BecksHawaii · September 10, 2020, 12:08am

Aloha,

I will direct you to ask any further questions to the LANL team directly, so there is no confusion on wording, which I think is the problem. There is a link to send emails to them on their webpage, so please discuss with them if you want to know exactly who created the pipeline. They are bogged down with COVID work, so my apologies, if they don’t respond right away. I am trying to not bother them too much with my work at the moment, because they are working hard on COVID. So, I asked the forum instead.

You did help the other day, and I have communicated (repeatedly) how much I appreciate your hard work and your teams hard work. No crystal ball expectations, nor did I ask for that. If it doesn’t matter to you regarding the pipeline (I thought you wanted that additional information for your own knowledge of the pipeline and asked for that), then I think there is no need to continue discussion with me. You helped me resolve my question with sorting out which file went with which, from the log I sent you, and you guys are the experts on QIIME scripts overall, and it was a big help. Thank you - truly.

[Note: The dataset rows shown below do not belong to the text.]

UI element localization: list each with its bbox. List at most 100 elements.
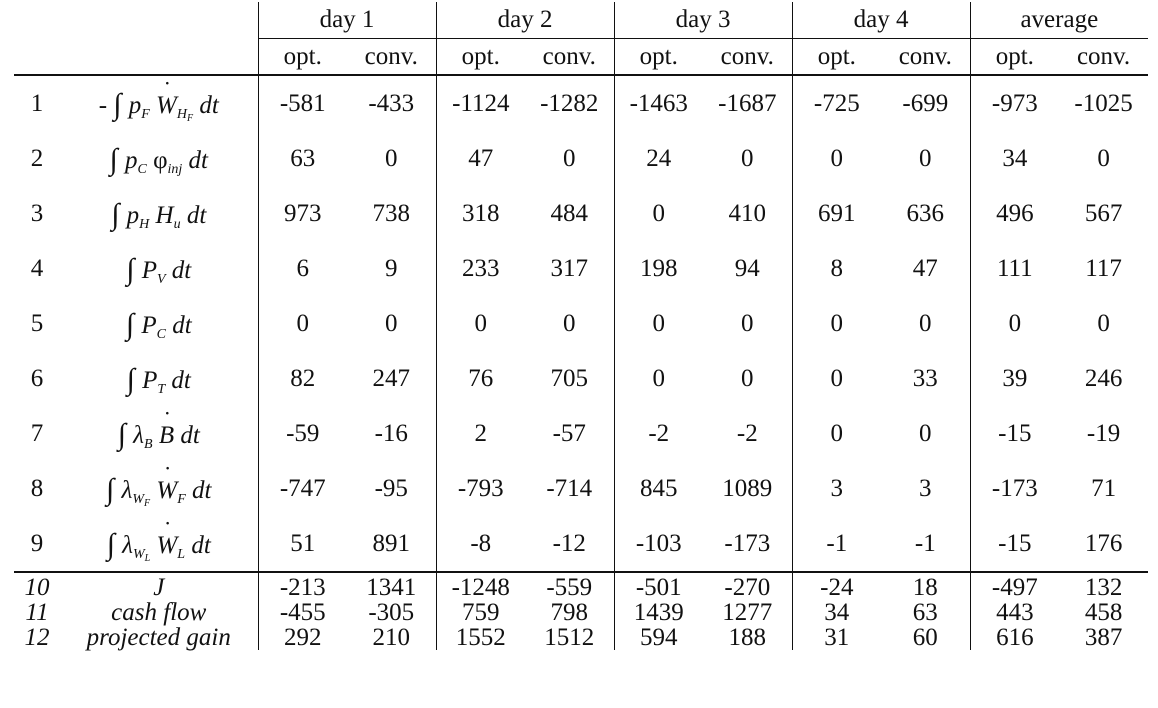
cell: 247	[372, 364, 411, 392]
cell: 0	[969, 296, 1060, 351]
row-number: 7	[30, 419, 44, 447]
cell: 1277	[722, 599, 773, 626]
cell: -699	[902, 89, 949, 117]
cell: 0	[741, 144, 754, 172]
row-number: 6	[30, 364, 44, 392]
cell: 8	[791, 241, 882, 296]
cell: -501	[613, 571, 704, 600]
cell: -24	[791, 571, 882, 600]
cell: -1248	[435, 571, 526, 600]
cell: 132	[1059, 571, 1149, 600]
subheader-conv: conv.	[347, 38, 437, 76]
cell: 0	[919, 309, 932, 337]
cell: -1	[791, 516, 882, 572]
cell: 63	[912, 599, 938, 626]
cell: 484	[550, 199, 589, 227]
cell: 0	[741, 309, 754, 337]
cell: 34	[969, 131, 1060, 186]
cell: 2	[435, 406, 526, 461]
cell: -173	[724, 529, 771, 557]
row-number: 12	[24, 624, 50, 651]
cell: 63	[257, 131, 347, 186]
cell: 0	[1097, 144, 1110, 172]
cell: 71	[1091, 474, 1117, 502]
cell: 33	[912, 364, 938, 392]
header-blank	[14, 2, 258, 39]
cell: 594	[613, 625, 704, 650]
cell: 0	[563, 309, 576, 337]
summary-row: 11 cash flow -455 -305 759 798 1439 1277…	[14, 600, 1148, 625]
cell: 76	[435, 351, 526, 406]
cell: -95	[374, 474, 408, 502]
summary-label: projected gain	[86, 624, 231, 651]
cell: 0	[919, 144, 932, 172]
subheader-blank	[14, 38, 258, 76]
row-number: 8	[30, 474, 44, 502]
cell: -15	[969, 516, 1060, 572]
cell: 0	[563, 144, 576, 172]
cell: 34	[791, 600, 882, 625]
cell: -57	[552, 419, 586, 447]
table-row: 5 ∫ PC dt 0 0 0 0 0 0 0 0 0 0	[14, 296, 1148, 351]
header-day-2: day 2	[435, 2, 615, 39]
cell: -455	[257, 600, 347, 625]
header-day-4: day 4	[791, 2, 971, 39]
subheader-conv: conv.	[525, 38, 615, 76]
table-row: 8 ∫ λWF WF dt -747 -95 -793 -714 845 108…	[14, 461, 1148, 516]
cell: -2	[736, 419, 758, 447]
row-expression: ∫ PT dt	[126, 362, 191, 397]
cell: -305	[368, 599, 415, 626]
subheader-opt: opt.	[969, 38, 1060, 76]
row-number: 1	[30, 89, 44, 117]
cell: 198	[613, 241, 704, 296]
cell: 0	[741, 364, 754, 392]
cell: 705	[550, 364, 589, 392]
cell: 246	[1084, 364, 1123, 392]
cell: 176	[1084, 529, 1123, 557]
summary-row: 12 projected gain 292 210 1552 1512 594 …	[14, 625, 1148, 650]
cell: -19	[1086, 419, 1121, 447]
cell: 292	[257, 625, 347, 650]
table-row: 2 ∫ pC φinj dt 63 0 47 0 24 0 0 0 34 0	[14, 131, 1148, 186]
row-number: 11	[25, 599, 49, 626]
subheader-opt: opt.	[435, 38, 526, 76]
cell: -2	[613, 406, 704, 461]
cell: 1552	[435, 625, 526, 650]
row-number: 9	[30, 529, 44, 557]
cell: -497	[969, 571, 1060, 600]
cell: 188	[728, 624, 767, 651]
cell: 759	[435, 600, 526, 625]
cell: -59	[257, 406, 347, 461]
cell: 51	[257, 516, 347, 572]
cell: 0	[791, 351, 882, 406]
row-expression: ∫ PV dt	[126, 252, 192, 287]
cell: 24	[613, 131, 704, 186]
cell: 3	[919, 474, 932, 502]
row-expression: ∫ λWL WL dt	[60, 516, 258, 572]
cell: -213	[257, 571, 347, 600]
cell: 973	[257, 186, 347, 241]
subheader-opt: opt.	[791, 38, 882, 76]
table-row: 7 ∫ λB B dt -59 -16 2 -57 -2 -2 0 0 -15 …	[14, 406, 1148, 461]
row-number: 4	[30, 254, 44, 282]
results-table-container: day 1 day 2 day 3 day 4 average opt. con…	[14, 2, 1149, 650]
row-number: 2	[30, 144, 44, 172]
cell: 0	[791, 131, 882, 186]
cell: -16	[374, 419, 408, 447]
row-expression: ∫ PC dt	[125, 307, 192, 342]
table-row: 1 - ∫ pF WHF dt -581 -433 -1124 -1282 -1…	[14, 75, 1148, 131]
cell: 18	[881, 571, 971, 600]
cell: 496	[969, 186, 1060, 241]
cell: 691	[791, 186, 882, 241]
cell: 1341	[347, 571, 437, 600]
results-table: day 1 day 2 day 3 day 4 average opt. con…	[14, 2, 1149, 650]
row-expression: ∫ pC φinj dt	[109, 142, 208, 177]
cell: -1124	[435, 75, 526, 131]
cell: 0	[791, 296, 882, 351]
cell: 3	[791, 461, 882, 516]
cell: -559	[525, 571, 615, 600]
cell: 317	[550, 254, 589, 282]
row-number: 10	[14, 571, 60, 600]
row-number: 5	[30, 309, 44, 337]
cell: -103	[613, 516, 704, 572]
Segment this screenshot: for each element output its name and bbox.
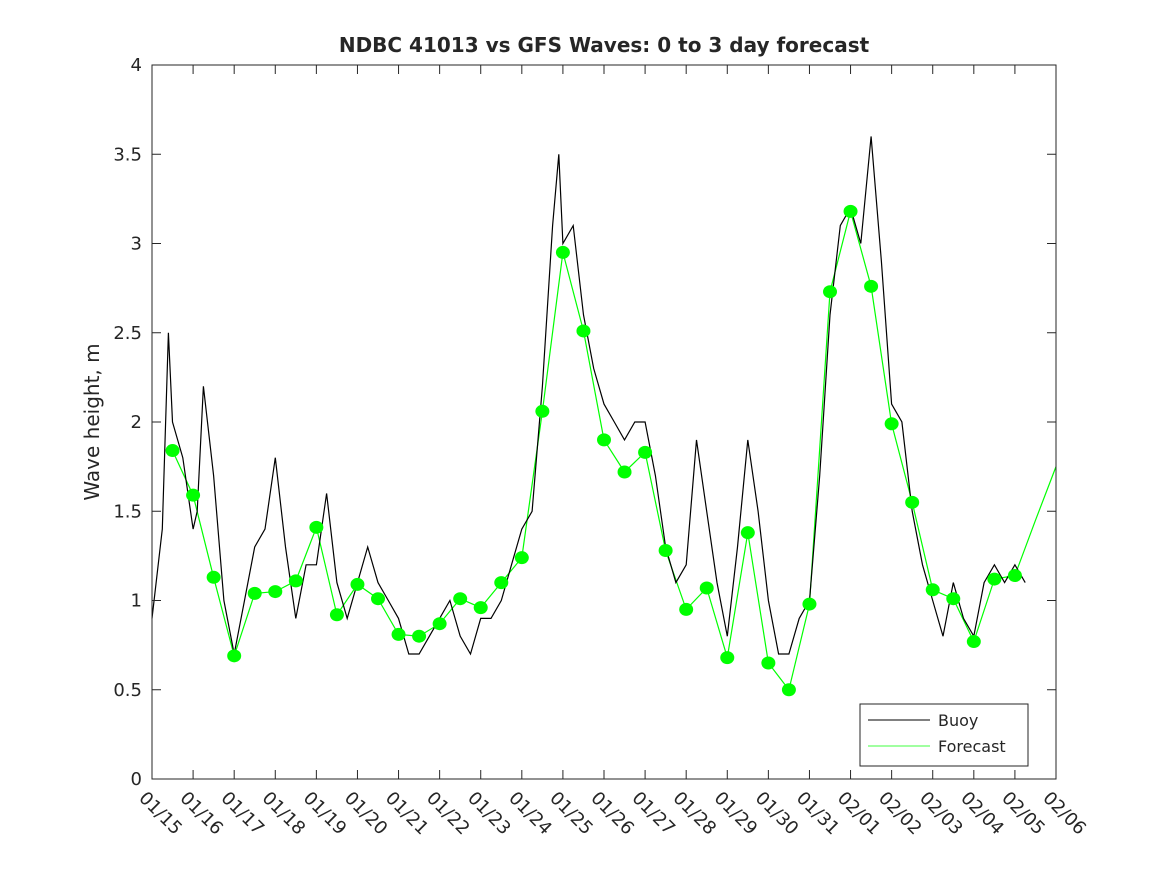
forecast-marker — [535, 404, 550, 418]
x-tick-label: 01/25 — [545, 788, 597, 840]
forecast-marker — [206, 570, 221, 584]
legend-buoy-label: Buoy — [938, 711, 978, 730]
legend-forecast-label: Forecast — [938, 737, 1006, 756]
x-tick-label: 01/22 — [422, 788, 474, 840]
x-tick-label: 02/06 — [1038, 788, 1090, 840]
x-tick-label: 02/02 — [874, 788, 926, 840]
forecast-marker — [884, 417, 899, 431]
y-tick-label: 3.5 — [113, 144, 142, 165]
forecast-marker — [679, 602, 694, 616]
forecast-marker — [555, 245, 570, 259]
x-tick-label: 01/30 — [751, 788, 803, 840]
forecast-marker — [268, 585, 283, 599]
forecast-marker — [576, 324, 591, 338]
x-tick-label: 01/31 — [792, 788, 844, 840]
forecast-marker — [864, 279, 879, 293]
forecast-marker — [802, 597, 817, 611]
series-line-forecast — [171, 209, 1057, 692]
forecast-marker — [227, 649, 242, 663]
forecast-marker — [186, 488, 201, 502]
forecast-marker — [453, 592, 468, 606]
forecast-marker — [473, 601, 488, 615]
forecast-marker — [781, 683, 796, 697]
forecast-marker — [165, 444, 180, 458]
forecast-marker — [597, 433, 611, 447]
x-tick-label: 01/19 — [299, 788, 351, 840]
forecast-marker — [350, 577, 365, 591]
x-tick-label: 02/01 — [833, 788, 885, 840]
y-tick-label: 4 — [131, 55, 142, 76]
y-tick-label: 0.5 — [113, 680, 142, 701]
forecast-marker — [946, 592, 961, 606]
x-tick-label: 01/16 — [176, 788, 228, 840]
x-tick-label: 02/05 — [997, 788, 1049, 840]
forecast-marker — [288, 574, 303, 588]
forecast-marker — [371, 592, 385, 606]
forecast-marker — [987, 572, 1002, 586]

Hope you had a lovely holiday!

Cheers

Becks

thermokarst · September 10, 2020, 12:25am

Perfect, thanks, that's all I was looking for! I wasn't asking about the technical details, I just wanted to know how you got your results. This answers the question, don't worry, I won't ask you any more questions about this . In the future though, please keep in mind that the only way we can help you is if you provide detailed information about what you have done (this gives us the context necessary to assist). Thanks!

Nicholas_Bokulich · September 18, 2020, 12:07pm

A post was split to a new topic: creating a phylogenetic tree for iTOL

system · October 19, 2020, 6:07pm

This topic was automatically closed 31 days after the last reply. New replies are no longer allowed.